«Кирилл вернулся под утро. Это едва можно назвать возвращением. В одиннадцать ему снова УХОДИТЬ».

«Мы почти не виделись за этот месяц».

Утрата сексуального влечения, разные города, разлука, спровоцированная рабочим графиком – основные причины расставаний большинства пар.

Потратив двадцать минут, я сделал тридцать девять кадров. Ноги. Сплошные ноги. Он пяток до пояса. В штанах, трусах и голый, с прикрытыми листом А4 гениталиями. Когда делаешь фото обнажённых ног, необязательно пытаться сделать их сексуальными.

В детстве обо мне ходило много слухов. Даже для самых отпетых малолетних хулиганов общение со мной было поставлено под строжайший запрет. Я был выпачкан в грязи, дерьме и от меня пахло пожарищем. Старым промокшим табаком.

Однажды мы с пацанами нашли потерявшегося кота соседки. Мы закрыли его в подвале, а сами позвонили в дверь, прихватив большую коробку из-под ёлочных игрушек. Анне Ивановне рассказали о найденном Снежке.

С тех пор каждый раз после встречи со мной пацаны получали тумаки от родителей. Мы накидали рыбных, куриных, говяжьих костей, полили красной гуашью и накрыли старой, потёртой, разрезанной на куски меховой шапкой моего бати. Этот реквизит исполнил роль Снежка.

И теперь – в обход этого всего – я предстану моделью ног?

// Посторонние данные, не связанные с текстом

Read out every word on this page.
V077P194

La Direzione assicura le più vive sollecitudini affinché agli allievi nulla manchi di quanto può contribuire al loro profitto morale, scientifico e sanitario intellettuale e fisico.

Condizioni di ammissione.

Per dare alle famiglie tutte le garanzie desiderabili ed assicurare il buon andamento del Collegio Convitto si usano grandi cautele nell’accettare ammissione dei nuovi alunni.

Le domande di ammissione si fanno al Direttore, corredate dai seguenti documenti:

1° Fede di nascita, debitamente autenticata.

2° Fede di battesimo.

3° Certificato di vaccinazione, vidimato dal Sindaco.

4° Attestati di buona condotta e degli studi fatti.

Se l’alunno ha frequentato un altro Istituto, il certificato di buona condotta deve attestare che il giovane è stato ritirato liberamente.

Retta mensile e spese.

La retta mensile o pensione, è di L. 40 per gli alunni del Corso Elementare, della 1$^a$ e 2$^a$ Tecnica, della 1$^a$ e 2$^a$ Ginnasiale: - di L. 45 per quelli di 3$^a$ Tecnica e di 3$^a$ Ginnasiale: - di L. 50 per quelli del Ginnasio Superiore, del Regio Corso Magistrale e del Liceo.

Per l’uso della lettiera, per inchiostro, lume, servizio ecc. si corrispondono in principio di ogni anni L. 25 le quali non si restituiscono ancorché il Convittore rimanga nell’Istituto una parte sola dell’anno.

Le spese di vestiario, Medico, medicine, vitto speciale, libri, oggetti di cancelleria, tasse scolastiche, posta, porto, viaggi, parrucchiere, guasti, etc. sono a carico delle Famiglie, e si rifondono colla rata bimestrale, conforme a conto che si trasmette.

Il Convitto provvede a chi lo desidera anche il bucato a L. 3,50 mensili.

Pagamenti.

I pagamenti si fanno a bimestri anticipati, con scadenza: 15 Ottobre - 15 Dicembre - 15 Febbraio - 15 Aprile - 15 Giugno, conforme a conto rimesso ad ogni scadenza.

Что подумают мои парни? Чёрт возьми, они назовут меня обсосом. Неужели голос Лизы так близок к моему собственному, что я колеблюсь между выбором «самоуничтожения» и «перерождения».

Я цепляюсь за ветер из открытого окна, словно рыба, пойманная на крючок, пытается дотянуться до капли воды. Мои голые пятки замёрзли, стоя на ледяном паркете. Небольшая наледь образовалась на подоконнике. Холод повсюду. В доме, на улице. Но больше всего – холод у меня на душе.

«Я триста раз умоляла его никого не слушать… Триста раз твердила о том, что в обществе нет поддержки. Хочется иногда просто треснуть по морде эту ленивую, неуверенную дрянь».

Во время погрузки я засыпал. Дни и ночи летели, испепеляя возможность начать работать своими силами ради нашего с Лизой блага. Я зажмуривал глаза и резко открывал, чтобы сон не сморил меня. Каждый вечер пятницы, субботы и воскресенья мы с моими сменщиками вытаскивали пару бутылок водки со склада. Мы не могли работать в такой скверной обстановке.

Мы брали ананасовый сок и керамические кружки из-под чая. В нашей каморке с камерами наблюдения, где на сотнях экранах транслировалась жизнь каждого отделения супермаркета, мы по очереди разводили пятьдесят на пятьдесят. Водка и сок. Пока часовое чередование не окончится. Бутылка стояла в моём портфеле с одеждой, завёрнутая в шапку с логотипом ЦСКА. Нашу каморку камеры наблюдения не отслеживали. Туалеты и столовую – тоже.

«Кирилл, чёрт бы его побрал, вернулся утром вонючий, как бомж. Мерзкий запах перегара и засохшие слюни на щеке. Где, как не на своей расчудесной работе, угораздило его так наклюкаться?..»

Отрывки из «Дневника Лизы» ели мой мозг, и, стоя на входной точке, я упускал мелких воришек, выносивших женскую краску для волос, сыр тофу и куриные ножки гриль. Чёртова работа раздражала всё больше и больше. Почему я должен охранять этот долбанный магазин, как дом родной? Вцепляться в каждого, кто мало-мальски способен на кражу. Да все мы на нее, блядь, способны.

Лиза четыре месяца ждала от меня действий. Но сегодня я раз и навсегда порвал с работой. Сегодня я спешу получить ответ. Отзыва, рецензии на мои фотографии, высланные ей по почте.

Тогда, ожидая Лизиных шуточек и колких замечаний – что и где надо удалить, в какой мере подправить – я содрогался от страха быть неверно понятым и отвергнутым.